On your drive along I-85/40 outside of Mebane, look for our billboard on the side of the road. It will go up this week and stay in place for the next four weeks, another crucial message for all of us while gun violence continues to erupt all around.
While amendments and policies related to gun control dominate the airwaves, the North Carolina Council of Churches is pointing to a different directive to guide the conversation about guns and safety in our country—The Second Commandment. Right after God commands God’s people not to follow other gods, God commands the people not to have any idols. Idols can assume a lot of guises in our world that we don’t immediately understand as idolatry. For many of us, guns have become the symbol of safety, the idol we turn to because we ‘believe in them’ to keep us safe.
Meanwhile, statistics show exactly the opposite, with the presence of guns actually making us less safe. An average of 96 people are killed by guns every day in this country, but less than 4% are killed in mass shootings. While mass shootings are horrific and should always lead the news cycle, the more insidious statistics about gun deaths rarely make the news. For example:
- States with more guns have more deaths.
- For each time a gun is used in self-defense in the home, there are 7 assaults or murders, 11 suicide attempts, and 4 accidents involving guns in a home.
- 62% of gun deaths are suicides.
- 43% of homes with guns and children have at least one unlocked firearm, resulting in 62 children who are accidentally shot and killed each year.
- Domestic violence situations involving a gun increase a woman’s chance of death fivefold.
- The firearm death rate in the U.S. for children 14 and younger is nearly 12 times higher than the combined rate in 14 other modern industrialized nations.
The juxtaposition of The Second Commandment with the The Second Amendment is by design. Nearly 70% of the people who carry a gun claim they do so for safety, while the statistics clearly show guns make us less safe. This makes guns a false idol. To this end, the Council is trying to reframe some of the contentious issues in the public discourse by reminding people of faith of the guiding principles found in our scriptures and our creeds. As people of faith, we should always guard against those things that become more important to us than the God who calls us to abundant life.
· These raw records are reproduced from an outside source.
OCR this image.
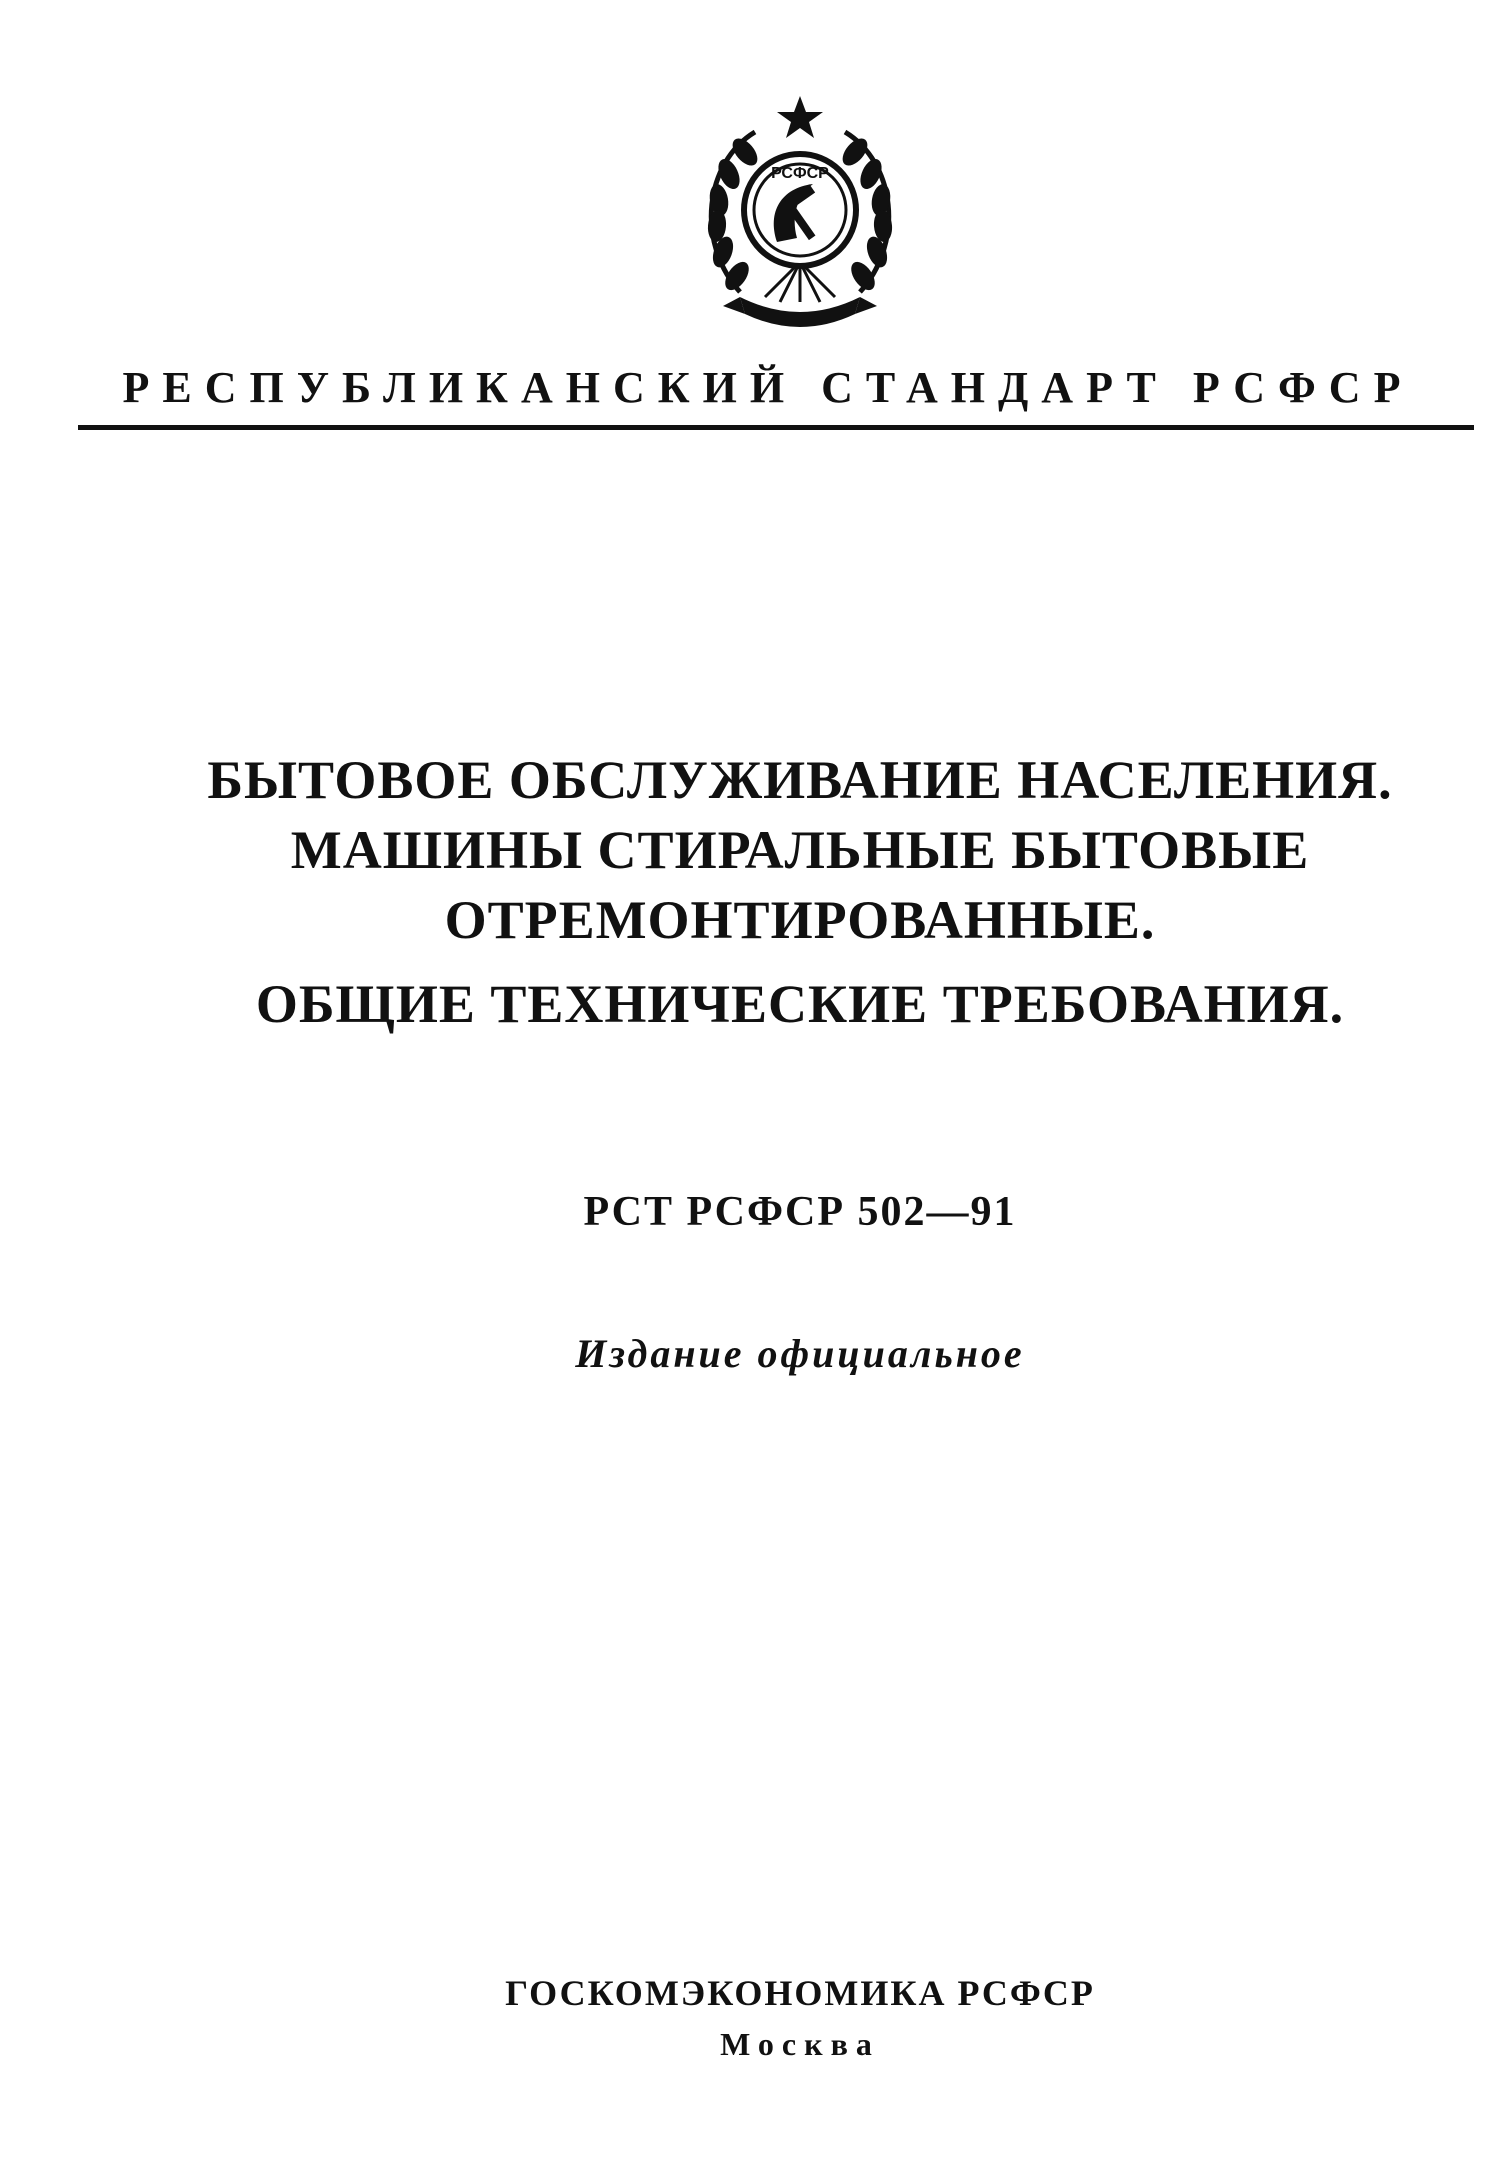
РСФСР
РЕСПУБЛИКАНСКИЙ СТАНДАРТ РСФСР
БЫТОВОЕ ОБСЛУЖИВАНИЕ НАСЕЛЕНИЯ.
МАШИНЫ СТИРАЛЬНЫЕ БЫТОВЫЕ
ОТРЕМОНТИРОВАННЫЕ.
ОБЩИЕ ТЕХНИЧЕСКИЕ ТРЕБОВАНИЯ.
РСТ РСФСР 502—91
Издание официальное
ГОСКОМЭКОНОМИКА РСФСР
Москва
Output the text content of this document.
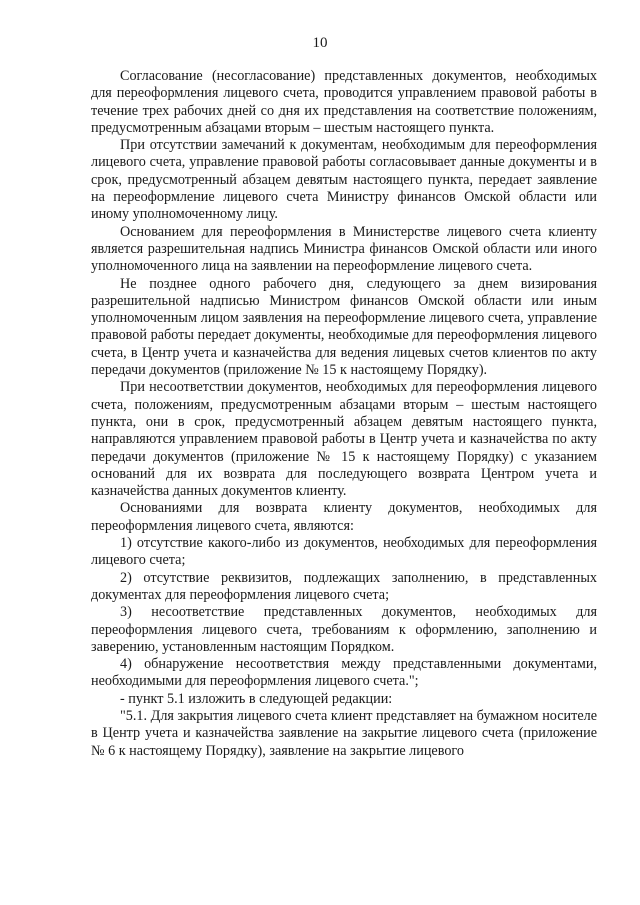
10

Согласование (несогласование) представленных документов, необходимых для переоформления лицевого счета, проводится управлением правовой работы в течение трех рабочих дней со дня их представления на соответствие положениям, предусмотренным абзацами вторым – шестым настоящего пункта.

При отсутствии замечаний к документам, необходимым для переоформления лицевого счета, управление правовой работы согласовывает данные документы и в срок, предусмотренный абзацем девятым настоящего пункта, передает заявление на переоформление лицевого счета Министру финансов Омской области или иному уполномоченному лицу.

Основанием для переоформления в Министерстве лицевого счета клиенту является разрешительная надпись Министра финансов Омской области или иного уполномоченного лица на заявлении на переоформление лицевого счета.

Не позднее одного рабочего дня, следующего за днем визирования разрешительной надписью Министром финансов Омской области или иным уполномоченным лицом заявления на переоформление лицевого счета, управление правовой работы передает документы, необходимые для переоформления лицевого счета, в Центр учета и казначейства для ведения лицевых счетов клиентов по акту передачи документов (приложение № 15 к настоящему Порядку).

При несоответствии документов, необходимых для переоформления лицевого счета, положениям, предусмотренным абзацами вторым – шестым настоящего пункта, они в срок, предусмотренный абзацем девятым настоящего пункта, направляются управлением правовой работы в Центр учета и казначейства по акту передачи документов (приложение № 15 к настоящему Порядку) с указанием оснований для их возврата для последующего возврата Центром учета и казначейства данных документов клиенту.

Основаниями для возврата клиенту документов, необходимых для переоформления лицевого счета, являются:

1) отсутствие какого-либо из документов, необходимых для переоформления лицевого счета;

2) отсутствие реквизитов, подлежащих заполнению, в представленных документах для переоформления лицевого счета;

3) несоответствие представленных документов, необходимых для переоформления лицевого счета, требованиям к оформлению, заполнению и заверению, установленным настоящим Порядком.

4) обнаружение несоответствия между представленными документами, необходимыми для переоформления лицевого счета.";

- пункт 5.1 изложить в следующей редакции:

"5.1. Для закрытия лицевого счета клиент представляет на бумажном носителе в Центр учета и казначейства заявление на закрытие лицевого счета (приложение № 6 к настоящему Порядку), заявление на закрытие лицевого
How much more so, should we call out the idols that hold out false promises.
No one in the gun violence prevention collaborative wants to repeal the 2nd Amendment and many gun rights advocates support laws that include reasonable restrictions. The argument that criminals can always get a gun may be true, but we should make it very hard and very expensive for them to do so. Good gun laws will never prevent good gun owners from having their weapons. In short, we must confess guns are not the solution to our safety. Our communities could become safer by feeding the hungry, welcoming the stranger, caring for the sick, and visiting the imprisoned. That could be a message for our next billboard.
This billboard is only the first of a series of messages planned by the Council over the coming months. We plan to erect a new billboard in a different part of the state throughout the summer, regularly reminding people there is a different way of framing the conversation.